Here’s what I love about this analysis, which concludes that the perceived risk of the ultimately wayward call is far greater than the actual risk.
  1. It starts with a great, contentious, catchy headline. I know, clickbait, blah blah. But they actually come back to the headline and address it in the end. And even though questioning Belichick is really a secondary point, they do eventually make that point, while making an even better one along the way.
  2. The article starts off by painting a gripping picture of that last minute in the game, making you feel the urgency and pressure of the situation. It’s great writing. And can we, for just a moment, congratulate statisticians on being capable writers? Thank you, data analysts of Five Thirty Eight, for taking the time to learn communication skills. And thank you, journalists, for learning how to analyze and interpret data. May others follow in your footsteps.

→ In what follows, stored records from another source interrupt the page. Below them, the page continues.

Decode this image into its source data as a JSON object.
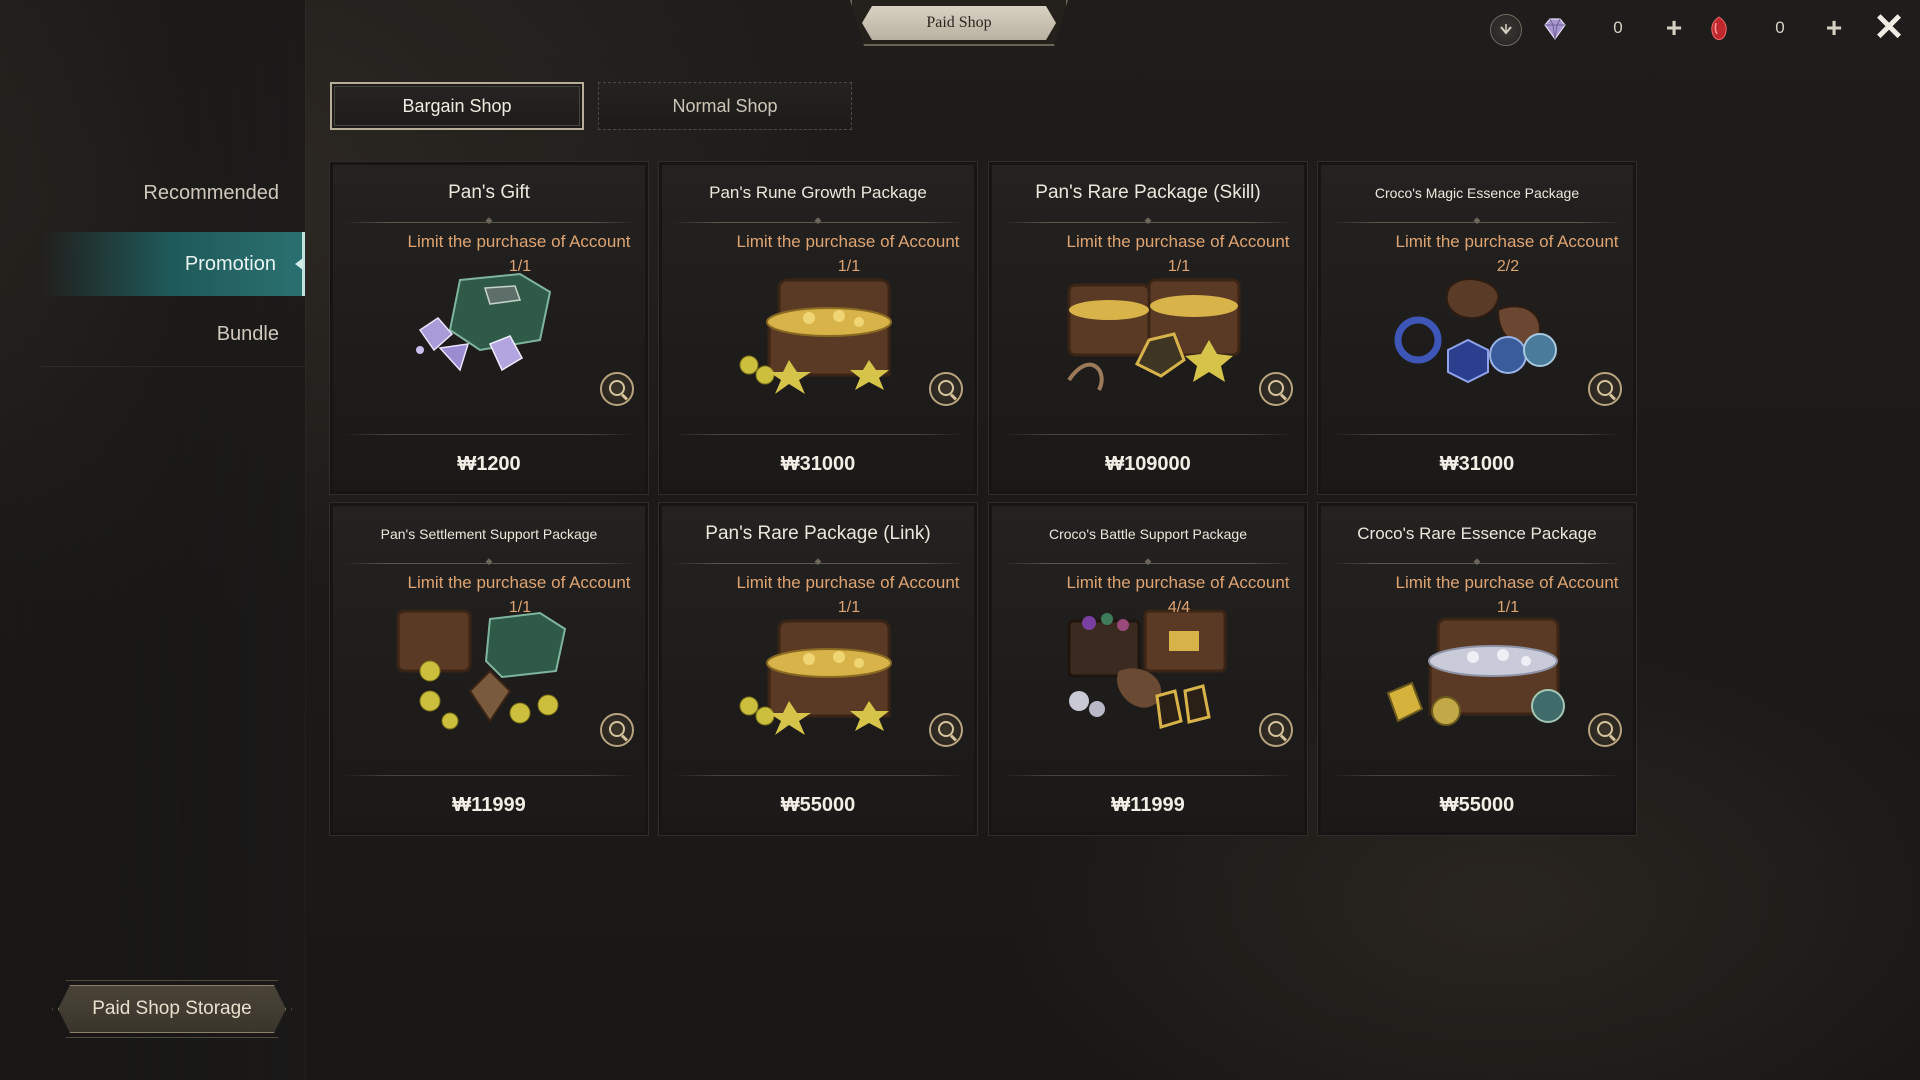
{
  "header": {
    "title": "Paid Shop",
    "currencies": [
      {
        "icon": "gem-crystal-icon",
        "value": "0",
        "color": "#b7a6d6"
      },
      {
        "icon": "red-gem-icon",
        "value": "0",
        "color": "#c0272d"
      }
    ]
  },
  "tabs": [
    {
      "label": "Bargain Shop",
      "active": true
    },
    {
      "label": "Normal Shop",
      "active": false
    }
  ],
  "sidebar": {
    "items": [
      {
        "label": "Recommended",
        "active": false
      },
      {
        "label": "Promotion",
        "active": true
      },
      {
        "label": "Bundle",
        "active": false
      }
    ],
    "storage_label": "Paid Shop Storage"
  },
  "cards": [
    {
      "title": "Pan's Gift",
      "title_size": "large",
      "limit": "Limit the purchase of Account",
      "count": "1/1",
      "price": "₩1200",
      "art": "gems-box"
    },
    {
      "title": "Pan's Rune Growth Package",
      "title_size": "medium",
      "limit": "Limit the purchase of Account",
      "count": "1/1",
      "price": "₩31000",
      "art": "gold-chest"
    },
    {
      "title": "Pan's Rare Package (Skill)",
      "title_size": "large",
      "limit": "Limit the purchase of Account",
      "count": "1/1",
      "price": "₩109000",
      "art": "double-chest"
    },
    {
      "title": "Croco's Magic Essence Package",
      "title_size": "small",
      "limit": "Limit the purchase of Account",
      "count": "2/2",
      "price": "₩31000",
      "art": "essence-bag"
    },
    {
      "title": "Pan's Settlement Support Package",
      "title_size": "small",
      "limit": "Limit the purchase of Account",
      "count": "1/1",
      "price": "₩11999",
      "art": "settlement-boxes"
    },
    {
      "title": "Pan's Rare Package (Link)",
      "title_size": "large",
      "limit": "Limit the purchase of Account",
      "count": "1/1",
      "price": "₩55000",
      "art": "gold-chest"
    },
    {
      "title": "Croco's Battle Support Package",
      "title_size": "small",
      "limit": "Limit the purchase of Account",
      "count": "4/4",
      "price": "₩11999",
      "art": "battle-box"
    },
    {
      "title": "Croco's Rare Essence Package",
      "title_size": "medium",
      "limit": "Limit the purchase of Account",
      "count": "1/1",
      "price": "₩55000",
      "art": "silver-chest"
    }
  ]
}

  3. It provides a hilariously clever villain: Harvard. The article tees up two data tweets from Harvard Sports as darn compelling. And then slowly, meticulously, the author unravels how misguided the tweets really are when you don’t look at the entire context. I should confess that I went to Cornell, and thus embrace any chance to snort in the general direction of Harvard sports. But even if this had been my own alma mater, I would have been impressed by the way the writer set the stage and then tore it down.
  4. It addresses what most other analyses did not, namely the actual success stats of running vs. passing, and the objective of not only scoring, but running down the clock. Yes, there’s some estimating that needs to be done here, but the estimations are better than just blissfully ignoring these contextual confounds.
  5. It mixes qualitative and quantitative assessment, with a touch of game theory. In this world of data analytics, we sometimes forget that the most powerful research insights are often gleaned from combining methodological approaches.  What makes this article so powerful is that it doesn’t choose one type of method – it uses them all. It constructs an argument that thinks through the “if then” Boolean logic that a coach would utilize. It qualitatively assesses the pros and cons of those alternatives. And then it puts some data behind those arguments.

Back in college, my academic adviser talked me out of taking a media research class because it was “beneath me.” I thought it was terrible advice even at the time, so I took journalism instead, and then went on to roll my eyes as I started a company specializing precisely in the topic of media research . But that’s exactly why I love these examples of truly compelling data storytelling – it overcomes the “us vs. them” nonsense that many data-oriented academics will espouse to impressionable students who nobly want to learn to communicate.

So, thank you Slate and Five Thirty Eight. May thoughtful data storytelling and true research narratives become the way of the future.